Não é um caso isolado, longe disso. Por todo o país o projeto Bici a Scuola é um conjunto de medidas que buscam incentivar o uso do meio de transporte sustentável entre os mais jovens. E também não é de hoje.

Desde 2013 a escola Merelli (Roma) promove a iniciativa de que pelo menos uma vez por semana pais pedalem com seus filhos até a instituição;

Na cidade de Cremona, a prefeitura cede bicicletas para os estudantes fazerem parte do projeto. Fornecidas em regime de comodato, a condição é que as magrelas devem receber manutenção dos próprios jovens e utilizadas em atividades didáticas externas;

Em Veneza, um projeto chamado Presto estimula pais e alunos a utilizarem suas bikes e isso conta pontos no GreenMile (milhas verdes) uma iniciativa de educação ativa à mobilidade sustentável. O acúmulo das milhas resulta em prêmios para as escolas e classes vencedoras na pontuação;

Em Milão, o Bici a Scuola foi tão bem aceito que desde outubro do ano passado pais decidiram organizar grupos para levarem seus filhos pequenos à escola juntos. Desdobramento: já há jovens voluntários realizando a tarefa de acompanha-los e o clima é de passeio;

Na cidade de Sestu (Cagliari), desde 2012 alunos de todas as séries recebem curso instruindo-os a fazerem uso do meio de transporte ecológico. Desde a escola primária as crianças aprendem regras de trânsito, sinalização dedicada a bicicletas e também manutenção simples.

Lembre que estamos falando de um país onde o ciclismo é um dos esportes mais populares (aliás o Bici a Scuola é uma iniciativa nacional apoiada pelo Giro d’Italia), onde o uso cotidiano da bicicleta é difundido há muitas gerações. Importante saber também que o sistema de avaliação nas escolas italianas, além das costumeiras provas, já conta com uma variedade de atividades extracurriculares que podem ser contabilizadas no ‘crédito de formação’, como a realização de trabalhos voluntários por exemplo, e ainda assim o uso da bicicleta se transformou em mais uma e de grande sucesso.
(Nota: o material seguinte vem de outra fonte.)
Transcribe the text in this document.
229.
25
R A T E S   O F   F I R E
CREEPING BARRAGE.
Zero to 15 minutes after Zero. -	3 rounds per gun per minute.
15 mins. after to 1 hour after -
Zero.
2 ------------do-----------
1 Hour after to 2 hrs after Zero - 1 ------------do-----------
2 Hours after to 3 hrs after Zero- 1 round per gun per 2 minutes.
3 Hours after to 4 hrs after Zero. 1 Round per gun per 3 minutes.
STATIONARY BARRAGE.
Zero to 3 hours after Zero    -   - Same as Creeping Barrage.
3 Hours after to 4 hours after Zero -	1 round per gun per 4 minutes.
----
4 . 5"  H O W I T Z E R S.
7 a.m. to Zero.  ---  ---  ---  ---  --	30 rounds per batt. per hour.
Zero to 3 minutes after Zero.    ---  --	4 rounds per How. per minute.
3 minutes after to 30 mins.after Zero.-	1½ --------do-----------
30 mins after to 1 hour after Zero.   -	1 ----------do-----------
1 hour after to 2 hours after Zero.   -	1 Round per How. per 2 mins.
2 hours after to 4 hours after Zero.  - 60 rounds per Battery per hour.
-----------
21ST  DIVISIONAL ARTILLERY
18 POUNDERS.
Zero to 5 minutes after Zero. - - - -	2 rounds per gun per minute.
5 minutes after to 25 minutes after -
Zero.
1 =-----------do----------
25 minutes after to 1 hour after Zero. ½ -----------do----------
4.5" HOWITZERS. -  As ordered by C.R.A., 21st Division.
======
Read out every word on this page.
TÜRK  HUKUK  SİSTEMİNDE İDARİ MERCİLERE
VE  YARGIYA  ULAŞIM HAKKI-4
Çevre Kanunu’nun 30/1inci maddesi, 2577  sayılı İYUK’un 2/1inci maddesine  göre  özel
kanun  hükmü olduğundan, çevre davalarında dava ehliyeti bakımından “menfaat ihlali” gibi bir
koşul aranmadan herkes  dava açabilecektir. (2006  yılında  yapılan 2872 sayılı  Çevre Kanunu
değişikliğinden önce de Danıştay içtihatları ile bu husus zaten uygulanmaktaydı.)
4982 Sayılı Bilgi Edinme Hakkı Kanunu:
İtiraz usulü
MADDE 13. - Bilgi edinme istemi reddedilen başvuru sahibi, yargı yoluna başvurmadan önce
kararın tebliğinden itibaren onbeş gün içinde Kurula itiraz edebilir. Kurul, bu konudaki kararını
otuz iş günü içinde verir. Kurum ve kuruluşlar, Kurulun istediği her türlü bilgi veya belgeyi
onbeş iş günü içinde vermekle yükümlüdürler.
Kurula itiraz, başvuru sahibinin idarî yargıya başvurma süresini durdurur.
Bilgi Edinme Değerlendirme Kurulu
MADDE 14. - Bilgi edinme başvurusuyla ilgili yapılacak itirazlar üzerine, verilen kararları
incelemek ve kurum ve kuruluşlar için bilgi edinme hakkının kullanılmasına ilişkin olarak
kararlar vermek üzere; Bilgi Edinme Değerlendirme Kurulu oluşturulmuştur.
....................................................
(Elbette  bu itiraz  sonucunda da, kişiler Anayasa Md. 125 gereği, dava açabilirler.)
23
Por que no Brasil nada se faz nesse sentido, não se pensa em algo parecido? Temos ainda a vantagem do clima que propicia o uso da bike durante o ano todo, enquanto na Itália o inverno é rigoroso, com neve em muitas regiões. Então, repito, por quê?

É que a despeito de todas as vantagens e benefícios que a adesão a bicicleta traz em termos de respeito ao meio ambiente, de mobilidade sustentável, com todas as consequências positivas para o clima global, por essas bandas o uso da bike se transformou em peleja ideológica e ninguém quer ver seu filho ser xingado e atacado por uma besta motorizada e reacionária que acredita que a rua seja dele e que as ciclofaixas serem vermelhas são mais um sinal evidente do bolivarianismo instalado.

Ao passo que em muitos lugares pais e filhos estão pedalando juntos rumo à escola, no Brasil alguns genitores vão para a avenida ensinar suas crianças a xingarem políticos e ciclistas. Uma cretinice que só prejudica a todos. Mais bicicletas significa menos poluição, vida mais saudável, cidade mais amistosa.

Enquanto no mundo todo a bicicleta é um meio de transporte estimulado, aqui a revista Veja abastece seu leitor com o que há de mais retrógrado e burro.